On Saturday, Brian played the piano in his uncle's wedding which was about half an hour out of town. It was a great day, but the wedding was short, and by 6:30pm everyone was packing up to go home. In the area I live in, 'Mennonite' weddings don't have dances, so we all just ate and were going to leave.
Brian handed me my cell phone at 6:30, saying that my Mom had been trying to reach me and had left a message saying to call her back immediately.
I called. She was in tears. She told me that my Dad had taken another 'turn' for the worse, and the nurse had said he wouldn't expect him to survive the night as he was. I cried, and told her I loved her and that I'd be there as soon as I could.
Brian and I left Clara with his parents and drove as fast as we could - reasonably - back to the city.
On our way, I learned that my Dad's 'little' sister from another province was hopping a flight and would also be with us in a few hours.
A couple of years ago, I was at the deathbed of my husband's Grandpa after the family had been called around him. My Dad looked exactly the same as he had then. My Dad was completely motionless, except for the machine-like breathing that came at jerky but regular intervals. He was not moving at all. He didn't open his eyes, and he was making no noises except for the sound of his breath, which also sounded mechanical.
There were a number of reasons the nurses said he could not survive long and from that moment we posted vigil at his bedside. Waiting.
My aunt showed up at almost midnight and my Dad's other brother came then as well.
He survived that night.
The next day was Father's Day. We had initially planned to be at the home with my Dad and were going to have a meal together - even though he isn't able to actually 'eat', we try to surround him as much as possible for the company and entertainment. It wasn't the 'happy' Father's Day we would have liked it to be.
In between getting our food, my Mom and I stayed beside Dad as much as possible. I was alone in the room with Brian when my other uncle came in. Now, I understand that everyone is feeling emotional and that everyone deals with this sort of stress differently, but I don't believe this fact excuses all behaviour. My Uncle informed me that the choices made regarding my Dad's care were wrong and that he would be better off if different choices were made for him. I politely said I disagreed, but that it didn't really matter. He went on to essentially blame me and my Mom for my Dad's current state, saying that he hoped 'someone felt guilty' because not enough was done in the beginning to help my Dad.
My Dad believed from the beginning that the doctor's were doing everything they knew how. He remained convinced of this, and so have we. I don't believe we could honour his wishes any more than to respect the way he would have handled things. Ultimately, though - it doesn't matter. Whatever has been done has been done.

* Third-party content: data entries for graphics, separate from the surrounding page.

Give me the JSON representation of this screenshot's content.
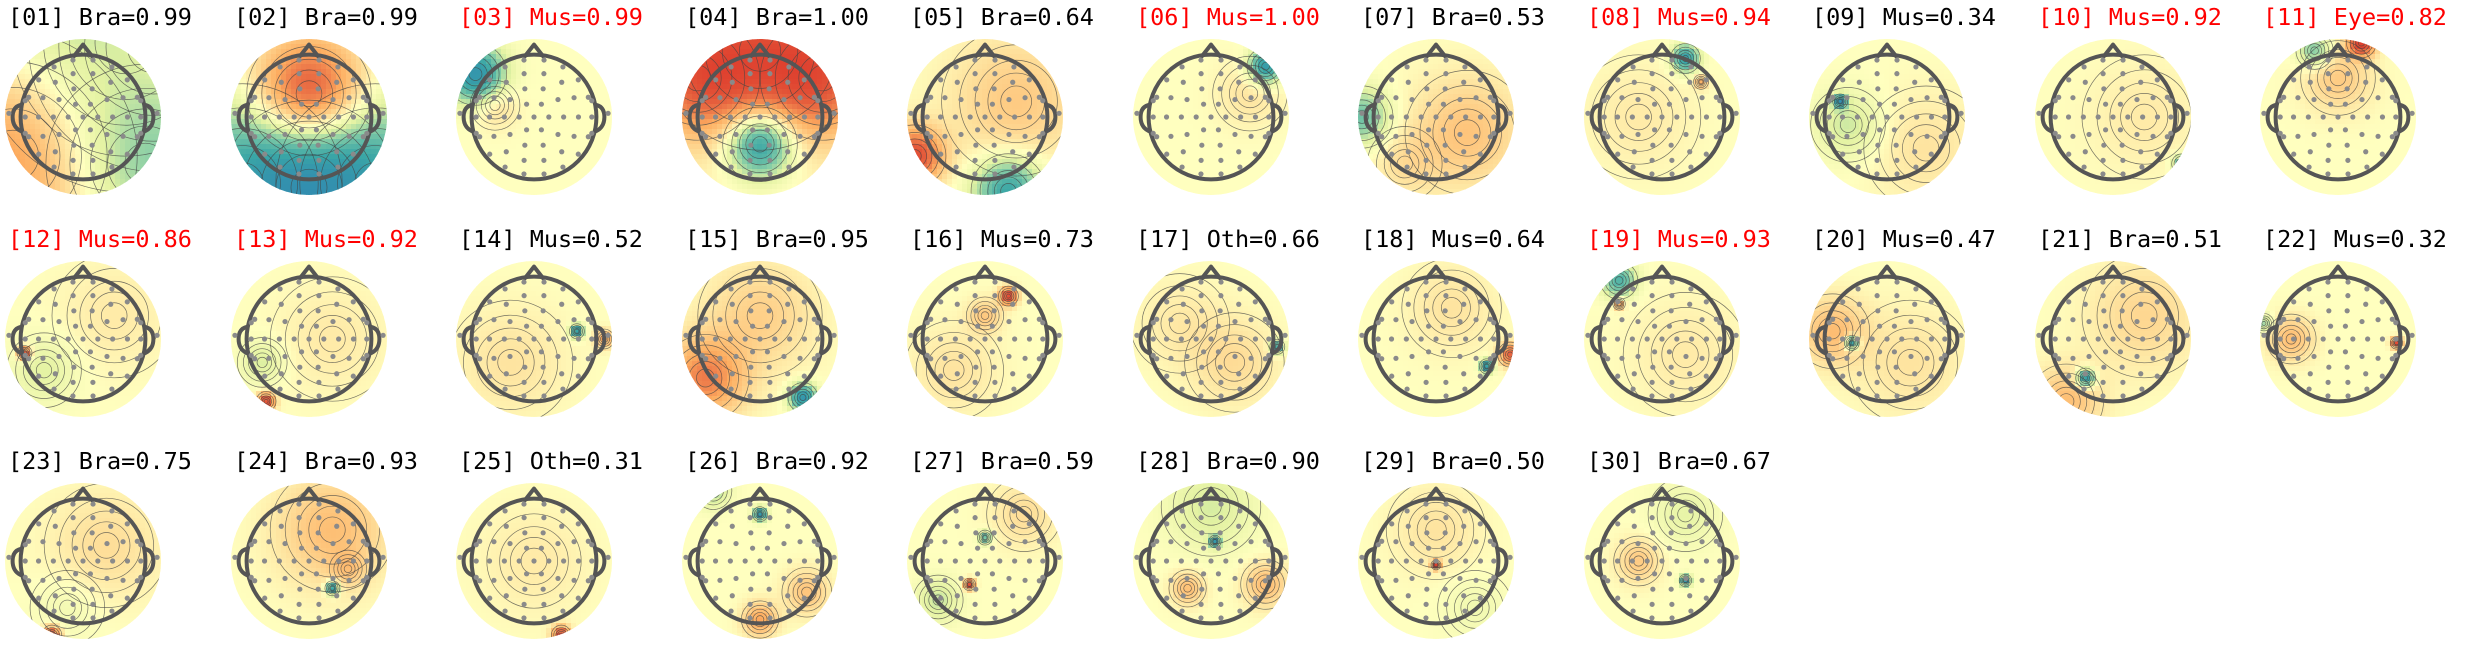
{
  "chart_data": {
    "type": "topomap-grid",
    "title": "",
    "colors": {
      "title_flagged": "#ff0000",
      "title_normal": "#000000",
      "head_outline": "#555555",
      "sensor_dot": "#8a8a8a",
      "contour": "#444444",
      "colormap": [
        "#2c7bb6",
        "#3aa6a6",
        "#86cda6",
        "#e3f2a2",
        "#ffffbf",
        "#fed690",
        "#fdae61",
        "#e45b3b",
        "#d7191c"
      ]
    },
    "components": [
      {
        "index": "01",
        "label": "Bra",
        "score": "0.99",
        "flagged": false,
        "title": "[01] Bra=0.99"
      },
      {
        "index": "02",
        "label": "Bra",
        "score": "0.99",
        "flagged": false,
        "title": "[02] Bra=0.99"
      },
      {
        "index": "03",
        "label": "Mus",
        "score": "0.99",
        "flagged": true,
        "title": "[03] Mus=0.99"
      },
      {
        "index": "04",
        "label": "Bra",
        "score": "1.00",
        "flagged": false,
        "title": "[04] Bra=1.00"
      },
      {
        "index": "05",
        "label": "Bra",
        "score": "0.64",
        "flagged": false,
        "title": "[05] Bra=0.64"
      },
      {
        "index": "06",
        "label": "Mus",
        "score": "1.00",
        "flagged": true,
        "title": "[06] Mus=1.00"
      },
      {
        "index": "07",
        "label": "Bra",
        "score": "0.53",
        "flagged": false,
        "title": "[07] Bra=0.53"
      },
      {
        "index": "08",
        "label": "Mus",
        "score": "0.94",
        "flagged": true,
        "title": "[08] Mus=0.94"
      },
      {
        "index": "09",
        "label": "Mus",
        "score": "0.34",
        "flagged": false,
        "title": "[09] Mus=0.34"
      },
      {
        "index": "10",
        "label": "Mus",
        "score": "0.92",
        "flagged": true,
        "title": "[10] Mus=0.92"
      },
      {
        "index": "11",
        "label": "Eye",
        "score": "0.82",
        "flagged": true,
        "title": "[11] Eye=0.82"
      },
      {
        "index": "12",
        "label": "Mus",
        "score": "0.86",
        "flagged": true,
        "title": "[12] Mus=0.86"
      },
      {
        "index": "13",
        "label": "Mus",
        "score": "0.92",
        "flagged": true,
        "title": "[13] Mus=0.92"
      },
      {
        "index": "14",
        "label": "Mus",
        "score": "0.52",
        "flagged": false,
        "title": "[14] Mus=0.52"
      },
      {
        "index": "15",
        "label": "Bra",
        "score": "0.95",
        "flagged": false,
        "title": "[15] Bra=0.95"
      },
      {
        "index": "16",
        "label": "Mus",
        "score": "0.73",
        "flagged": false,
        "title": "[16] Mus=0.73"
      },
      {
        "index": "17",
        "label": "Oth",
        "score": "0.66",
        "flagged": false,
        "title": "[17] Oth=0.66"
      },
      {
        "index": "18",
        "label": "Mus",
        "score": "0.64",
        "flagged": false,
        "title": "[18] Mus=0.64"
      },
      {
        "index": "19",
        "label": "Mus",
        "score": "0.93",
        "flagged": true,
        "title": "[19] Mus=0.93"
      },
      {
        "index": "20",
        "label": "Mus",
        "score": "0.47",
        "flagged": false,
        "title": "[20] Mus=0.47"
      },
      {
        "index": "21",
        "label": "Bra",
        "score": "0.51",
        "flagged": false,
        "title": "[21] Bra=0.51"
      },
      {
        "index": "22",
        "label": "Mus",
        "score": "0.32",
        "flagged": false,
        "title": "[22] Mus=0.32"
      },
      {
        "index": "23",
        "label": "Bra",
        "score": "0.75",
        "flagged": false,
        "title": "[23] Bra=0.75"
      },
      {
        "index": "24",
        "label": "Bra",
        "score": "0.93",
        "flagged": false,
        "title": "[24] Bra=0.93"
      },
      {
        "index": "25",
        "label": "Oth",
        "score": "0.31",
        "flagged": false,
        "title": "[25] Oth=0.31"
      },
      {
        "index": "26",
        "label": "Bra",
        "score": "0.92",
        "flagged": false,
        "title": "[26] Bra=0.92"
      },
      {
        "index": "27",
        "label": "Bra",
        "score": "0.59",
        "flagged": false,
        "title": "[27] Bra=0.59"
      },
      {
        "index": "28",
        "label": "Bra",
        "score": "0.90",
        "flagged": false,
        "title": "[28] Bra=0.90"
      },
      {
        "index": "29",
        "label": "Bra",
        "score": "0.50",
        "flagged": false,
        "title": "[29] Bra=0.50"
      },
      {
        "index": "30",
        "label": "Bra",
        "score": "0.67",
        "flagged": false,
        "title": "[30] Bra=0.67"
      }
    ]
  }
}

I told my uncle that his anger did nothing but hurt himself, and me - and I pointedly told him that I didn't really think I needed that while waiting for my Dad to die - and everyone else in the family. I know that my uncle doesn't want to hurt me. I don't think he actually wants to hurt anyone, but he has been feeding everyone in our family with hurtful thoughts and emotions, and I am so beyond sick of it. We both managed to stay relatively calm, and after a few minutes of silence my uncle started to reminisce about when my Dad was a child. This was a good thing. This is a good way to think.
That evening my Dad started responding slightly. If anyone spoke loudly while standing close to him, his eyes would open for a split second, like he had been startled.
The next day he woke up.
He opened his eyes and looked around. He wanted to be put into his chair again. He moved his body at least as much as he had been able to move it a couple of weeks ago. Again, he did exactly what the doctor's didn't expect him to do. Because that seems to be what he does.
I have no idea what to think of all this, except that the next time I'm told my Dad is dying I will probably be even more skeptical than I was this time. (Because, honestly, by the end of the first night I started thinking this wasn't 'it' after all...). I really want this to all be over for him, but so far he's not letting go... yet.